Karena surat itu mewakili Pembesar The Hoo, maka Keng Hong berlutut dan menerimanya dari tangan perwira pengawal itu. Kemudian dia duduk lagi dan membuka sampul surat dan membaca isi surat yang singkat itu.

"Ke Tibet...?" Serunya dengan suara terkejut dan juga girang.

Mendengar seruan ini, serentak Biauw Eng merampas surat dari tangan suaminya dan membacanya. Kiranya di dalam surat itu, Panglima The Hoo minta bantuan Keng Hong agar menemani Tio Hok Gwan yang dikuasai untuk menghubungi pemerintah di Tibet.

"Sungguh kebetulan!" Biauw Eng juga berseru setelah membaca surat itu. "Kami berdua pun merencanakan hendak pergi ke sana!"

"Ahhh! Begitukah? Agaknya ada urusan penting sekali maka Ji-wi hendak pergi ke barat." Tio Hok Gwan berkata dengan heran juga karena keperluan apakah yang memaksa suami isteri itu akan pergi ke tempat asing dah penuh rahasia itu?"

Suami isteri itu saling pandang dan keduanya mufakat untuk menceritakan urusan mereka kepada Tio Hok Gwan, dan mereka pun percaya kepada dua orang perwira pengawal yang menjadi pembantu Ban-kin-kwi itu. "Di antara sahabat baik tidak ada rahasia," kata Keng Hong, "karena yakin bahwa Sam-wi tidak akan membocorkan urusan kami ini.

Sesungguhnya, baru sepekan yang lalu, putera kami Cia Bun Houw yang baru berusia lima tahun telah diculik dan dibawa pergi oleh dua orang Lama Jubah Merah ke Tibet!" Kini tiga orang pengawal itulah yang terkejut sekali. "Lama Jubah Merah? Sungguh aneh! Satu di antara tugas kita di Tibet nanti juga berkenaan dengan perkumpulan Agama Lama Jubah Merah itulah!" Cia Keng Hong dan isterinya menjadi terheran-heran dan ingin sekali mendengar penuturan Tio Hok Gwan. "Harap Tiotoako cepat menceritakan apa gerangan yang akan menjadi tugas kita di Tibet." Tio Hok Gwan lalu bercerita. Kiranya Pemerintah Kerajaan Beng ingin berbaik dengan para negara tetangga yang terdekat, dan satu di antaranya tentu saja adalah Kerajaan Tibet yang sesunguhnya dikuasai oleh para Lama, sedangkan rajanya hanya boneka belaka. Untuk mempererat hubungan baik, Kaisar mengajukan lamaran kepada seorang puteri Kerajaan Tibet untuk menjadi isteri seorang pangeran putera Kaisar. Di samping urusan keluarga ini yang akan disampaikan oleh Tio Hok Gwan sambil membawa surat dan hadiah ke Tibet, juga urusan yang lebih penting lagi, yaitu Pemerintah Tibet diam-diam telah minta bantuan Pemerintah Beng, karena mendengar akan gerak-gerik perkumpulan Agama Jubah Merah yang makin kuat dan yang menurut penyelidikan mereka kini mulai mengadakan hubungan dengan perkumpulan Pek-lian-kauw. Mereka merencanakan persekutuan, untuk merobohkan dan merampas kekuasaan di Tibet yang kalau berhasil kelak akan dipegang oleh para Lama Jubah Merah, dan sebagai imbalannya,Tibet akan mengerahkan pasukan membantu Pek-lian-kauw memberontak terhadap Kerajaan Beng.

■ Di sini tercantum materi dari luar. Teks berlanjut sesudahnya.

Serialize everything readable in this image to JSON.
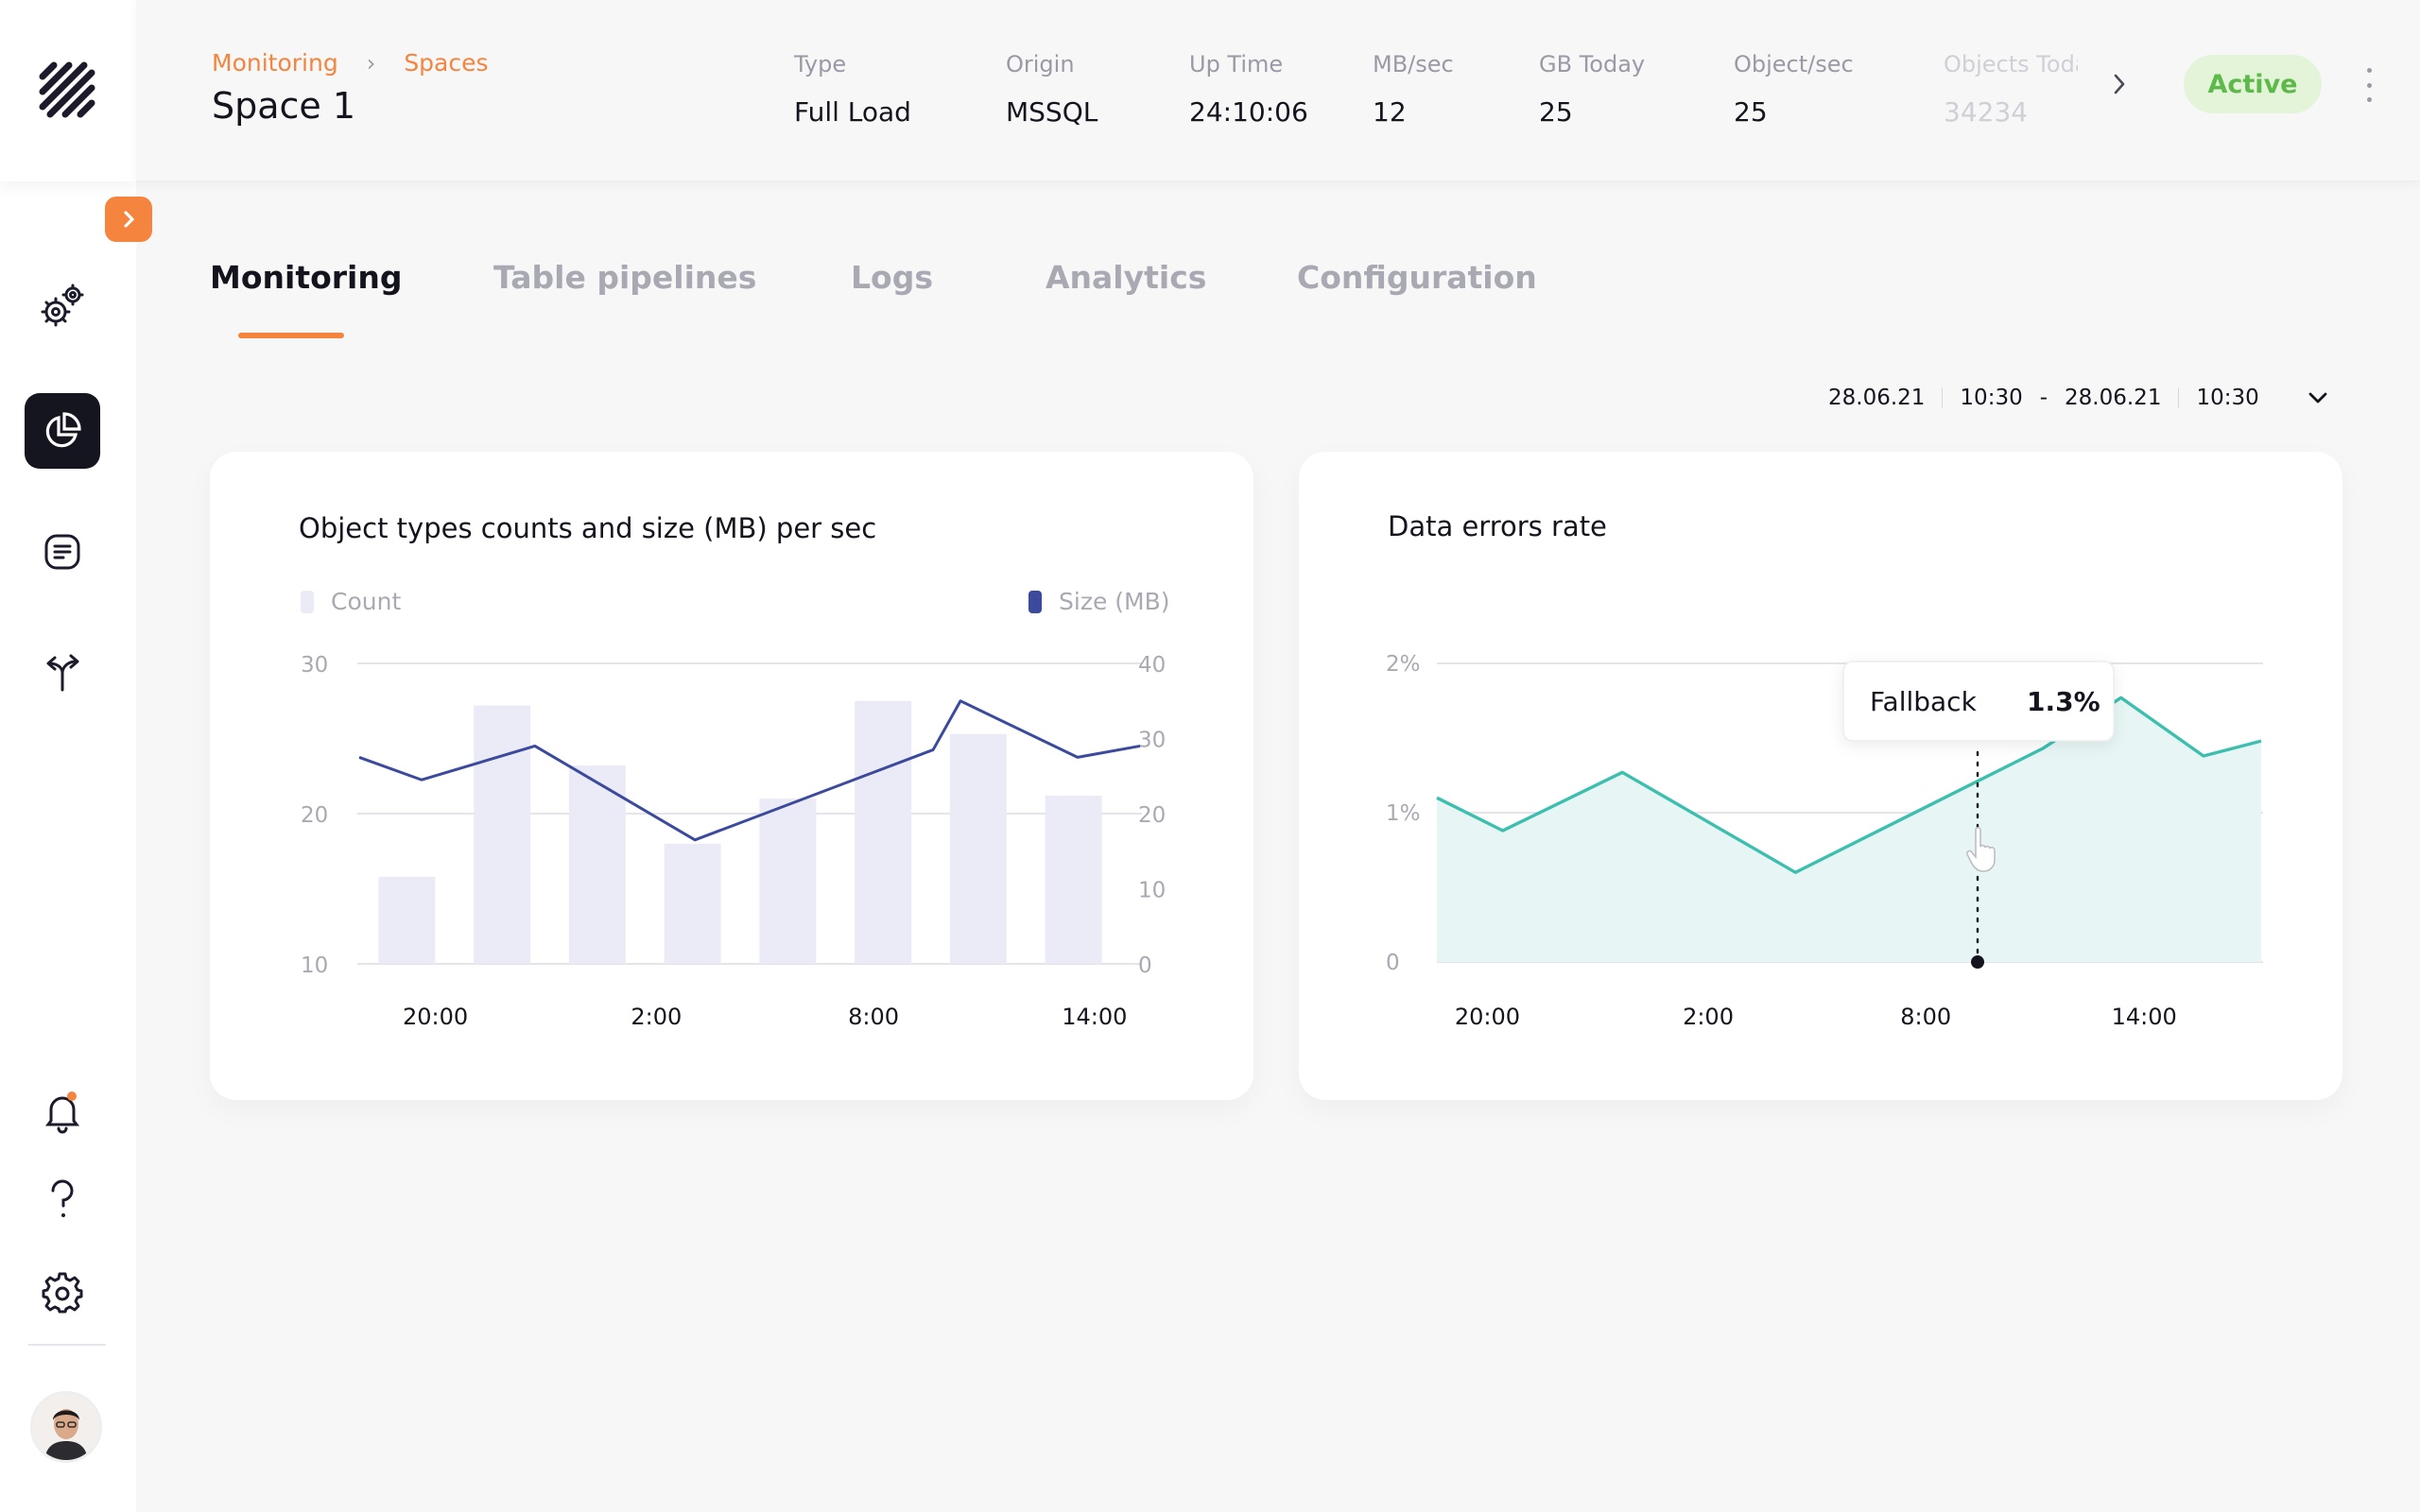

"Sebetulnya, urusan pemberontakan inilah yang lebih penting," Tio Hok Gwan menutup ceritanya.

"Akan tetapi, mengapa mengutus Toako dan dibantu oleh kami berdua? Mengapa The-taijin tidak mengirim pasukan saja yang kuat untuk menundukkan para calon pemberontak itu?"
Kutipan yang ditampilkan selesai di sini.